One retailer or another threatening to up sticks to Europe if Theresa May can’t get her government together, air traffic control telling us all flights will be grounded or doctors claiming we’ll run out of medicine.


Brexit has dominated the debate in newspapers, television, Westminster and dinner parties for more than two years now and, deal or no deal, it’s taking its toll on the UK. The reality is that – regardless of whether May gets her soft Brexit or Boris Johnson gets his hard divorce – public uncertainty about our future economic resilience has become entrenched. This is showing in the housing market – often a good measure of public sentiment. While house prices have remained pretty flat on annual measurements, we have seen the odd monthly fluctuation across several of the indices. London and the South East particularly have seen some softening in values. 

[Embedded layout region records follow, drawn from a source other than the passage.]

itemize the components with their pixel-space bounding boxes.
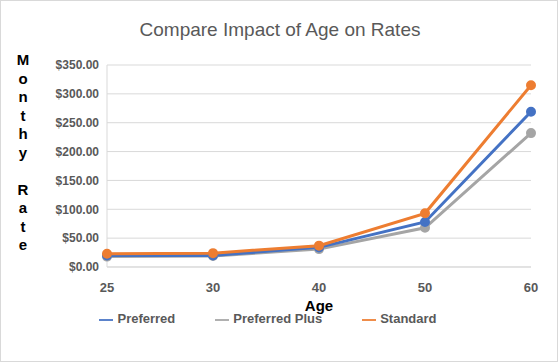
html-text:M: M (16, 51, 30, 68)
html-text:h: h (18, 125, 28, 142)
svg-text:$150.00: $150.00 (56, 174, 100, 188)
html-text:Preferred Plus: Preferred Plus (233, 311, 323, 326)
html-text:Compare Impact of Age on Rates: Compare Impact of Age on Rates (139, 19, 421, 40)
svg-text:25: 25 (100, 280, 114, 295)
svg-text:$200.00: $200.00 (56, 145, 100, 159)
html-text:Standard: Standard (380, 311, 437, 326)
svg-text:$350.00: $350.00 (56, 58, 100, 72)
svg-text:Age: Age (305, 297, 333, 314)
svg-text:30: 30 (206, 280, 220, 295)
html-text:R: R (17, 180, 29, 198)
html-text:Preferred: Preferred (117, 311, 176, 326)
svg-text:60: 60 (524, 280, 538, 295)
html-text:t: t (20, 217, 26, 235)
svg-text:$250.00: $250.00 (56, 116, 100, 130)
svg-text:$0.00: $0.00 (69, 260, 99, 274)
html-text:e: e (18, 236, 28, 253)
svg-text:$50.00: $50.00 (62, 231, 99, 245)
html-text:a: a (18, 199, 28, 216)
html-text:t: t (20, 106, 26, 124)
svg-text:50: 50 (418, 280, 432, 295)
svg-text:$300.00: $300.00 (56, 87, 100, 101)
svg-text:$100.00: $100.00 (56, 203, 100, 217)
svg-text:40: 40 (312, 280, 326, 295)
html-text:y: y (18, 143, 28, 161)
html-text:o: o (18, 69, 28, 87)
html-text:n: n (18, 88, 28, 105)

Falling house prices are feared by consumers, but over the past 10 years, the fear has been pretty unfounded in most areas (there are notable exceptions to this rule – Northern Ireland being the obvious example). This is largely down to two things: the chronic lack of supply of new homes being built in the majority of England and Wales and people’s unwillingness to move, crystallising a perceived slump in the paper value of their home and incurring an unwanted stamp duty bill on the purchase of their next home. 

The net result has been a severe lack of stock for sale. The latest RICS survey showed new sales instructions rose in June, but new buyer enquiries remained flat. The stock of unsold homes per surveyor edged up, from 42.5 homes in May, to 43 in June. But the latest reading is still close to a record low. This shows in the mortgage lending figures too, where growth in residential lending has largely come from remortgaging. Meanwhile, equity release lending continues to strengthen, suggesting many older homeowners are choosing to extract capital from homes to make improvements or changes to their existing properties rather than downsizing and being hit with a whopping stamp duty bill. 

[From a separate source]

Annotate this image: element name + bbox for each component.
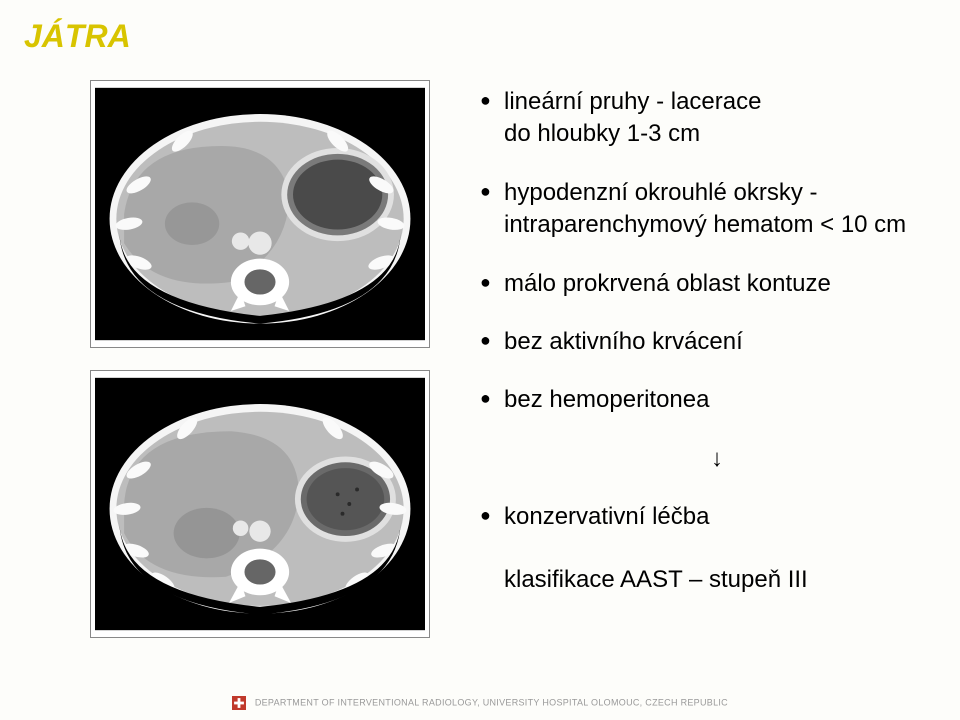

At Precise Mortgages, we’re always thinking about what customers need and how to provide brokers with the best range of tools to service those needs. We’ve been lending up to 75% LTV on unregulated bridging for a while and we believe that even this is still a sensible and fairly conservative LTV. That’s why this month we decided to up our maximum LTV on regulated short-term deals as well. The purchase side of the housing market is stuck in a limbo that is only being exacerbated by the indecision our politicians have shown throughout these Brexit negotiations. But life goes on regardless and we don’t believe ordinary people should lose out when it comes to something as important as where they live as a result. 

I’m still fed up of hearing about what may or may not happen next March if parliament ever manages to agree a deal. But at least we can provide a degree of certainty, however small, for those whose financial plans would otherwise be derailed.